12月3日「幸いな人」

ルカ福音書1章39―45節(新共同訳p.100 口語訳p.83)

神がお語りになった恵みのみ言葉は必ず実現する、たとえそれが人間の常識や理解を超えたものであっても、神の力によって必ず現実となることをマリアは受け留めました。マリアが祝福された者、幸いな者であるのはこの信仰によってです。しかしこの45節は昔の文語訳では「信ぜし者は幸福なるかな、主の語り給ふことは必ず成就すべければなり」。と訳されています。この訳だと「エリサベトはマリアに「信じたあなたは幸いです。なぜなら、主がお語りになったことは必ず成就するからです」と語ったことになります。エリサベトは信仰に基づいてマリアを祝福し、励ましているのです。人間の思いを超える神の御力によって子を宿した彼女らは共に、主が語られたことが実現することを自分の体で体験させられています。それは人間的には理解し難いことも沢山ある訳ですが、共に励まし合って、彼女達は共に「幸いな者」となっているのです。/最後にヨハネ福音書1章1-5節、9節、12節を読みたいと思います。「初めに言があった。言は神と共にあった。言は神であった。この言は、初めに神と共にあった。万物は言によって成った。成ったもので、言によらずに成ったものは何一つなかった。言の内に命があった。命は人間を照らす光であった。光は暗闇の中で輝いている。」「その光は、まことの光で、世に来てすべての人を照らすのである。

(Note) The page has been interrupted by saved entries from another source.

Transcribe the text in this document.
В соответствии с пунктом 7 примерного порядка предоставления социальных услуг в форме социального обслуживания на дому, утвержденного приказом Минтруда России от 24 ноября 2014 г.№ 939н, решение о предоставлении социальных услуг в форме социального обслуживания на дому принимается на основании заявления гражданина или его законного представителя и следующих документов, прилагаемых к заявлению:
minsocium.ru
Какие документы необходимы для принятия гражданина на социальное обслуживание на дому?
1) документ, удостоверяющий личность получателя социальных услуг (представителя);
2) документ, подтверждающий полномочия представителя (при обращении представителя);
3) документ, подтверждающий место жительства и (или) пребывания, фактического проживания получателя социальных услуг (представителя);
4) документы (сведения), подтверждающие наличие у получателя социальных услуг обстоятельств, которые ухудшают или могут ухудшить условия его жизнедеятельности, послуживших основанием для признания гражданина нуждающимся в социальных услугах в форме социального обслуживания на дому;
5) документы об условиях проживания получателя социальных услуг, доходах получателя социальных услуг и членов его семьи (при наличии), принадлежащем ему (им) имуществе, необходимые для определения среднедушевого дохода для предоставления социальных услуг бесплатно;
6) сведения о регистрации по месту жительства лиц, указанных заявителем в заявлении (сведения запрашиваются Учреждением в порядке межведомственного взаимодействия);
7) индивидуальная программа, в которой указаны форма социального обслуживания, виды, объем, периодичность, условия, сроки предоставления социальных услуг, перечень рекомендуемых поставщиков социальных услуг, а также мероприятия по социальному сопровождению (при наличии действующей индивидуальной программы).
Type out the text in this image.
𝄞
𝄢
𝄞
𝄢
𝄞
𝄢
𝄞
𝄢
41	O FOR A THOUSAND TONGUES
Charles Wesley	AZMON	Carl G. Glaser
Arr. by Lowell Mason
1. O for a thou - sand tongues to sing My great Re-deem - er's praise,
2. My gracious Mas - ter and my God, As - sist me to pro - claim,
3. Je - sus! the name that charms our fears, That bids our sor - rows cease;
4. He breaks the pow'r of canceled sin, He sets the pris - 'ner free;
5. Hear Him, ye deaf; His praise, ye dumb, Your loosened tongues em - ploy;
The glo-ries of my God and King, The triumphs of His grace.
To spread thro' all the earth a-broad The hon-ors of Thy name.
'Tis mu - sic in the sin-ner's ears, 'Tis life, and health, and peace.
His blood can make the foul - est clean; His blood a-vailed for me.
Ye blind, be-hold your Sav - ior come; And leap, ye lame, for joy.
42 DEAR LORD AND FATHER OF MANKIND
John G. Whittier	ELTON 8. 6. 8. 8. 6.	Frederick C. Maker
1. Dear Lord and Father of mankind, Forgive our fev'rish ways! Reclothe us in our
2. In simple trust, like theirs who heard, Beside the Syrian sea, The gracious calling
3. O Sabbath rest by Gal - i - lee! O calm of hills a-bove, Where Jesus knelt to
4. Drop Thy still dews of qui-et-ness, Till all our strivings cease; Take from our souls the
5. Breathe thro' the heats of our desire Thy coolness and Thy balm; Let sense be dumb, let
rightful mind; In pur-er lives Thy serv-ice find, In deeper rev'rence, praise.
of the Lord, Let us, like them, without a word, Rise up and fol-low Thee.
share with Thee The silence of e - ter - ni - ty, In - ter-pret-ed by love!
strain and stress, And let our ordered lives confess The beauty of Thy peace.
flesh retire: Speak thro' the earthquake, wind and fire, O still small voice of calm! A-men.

」「言は、自分を受け入れた人、その名を信じる人々には神の子となる資格を与えた。」このヨハネ福音書の「言」こそ、救い主イエス・キリストのことです。私たち人間を罪から救うために、救い主が生まれるという神の約束の御言葉の成就、その言の実現、救いの到来がこの身に、私たちに訪れたことを心に留め、改めて噛みしめ、共に信仰にあって励まし合いながら、このアドベントの時を過ごして参りたいと願います。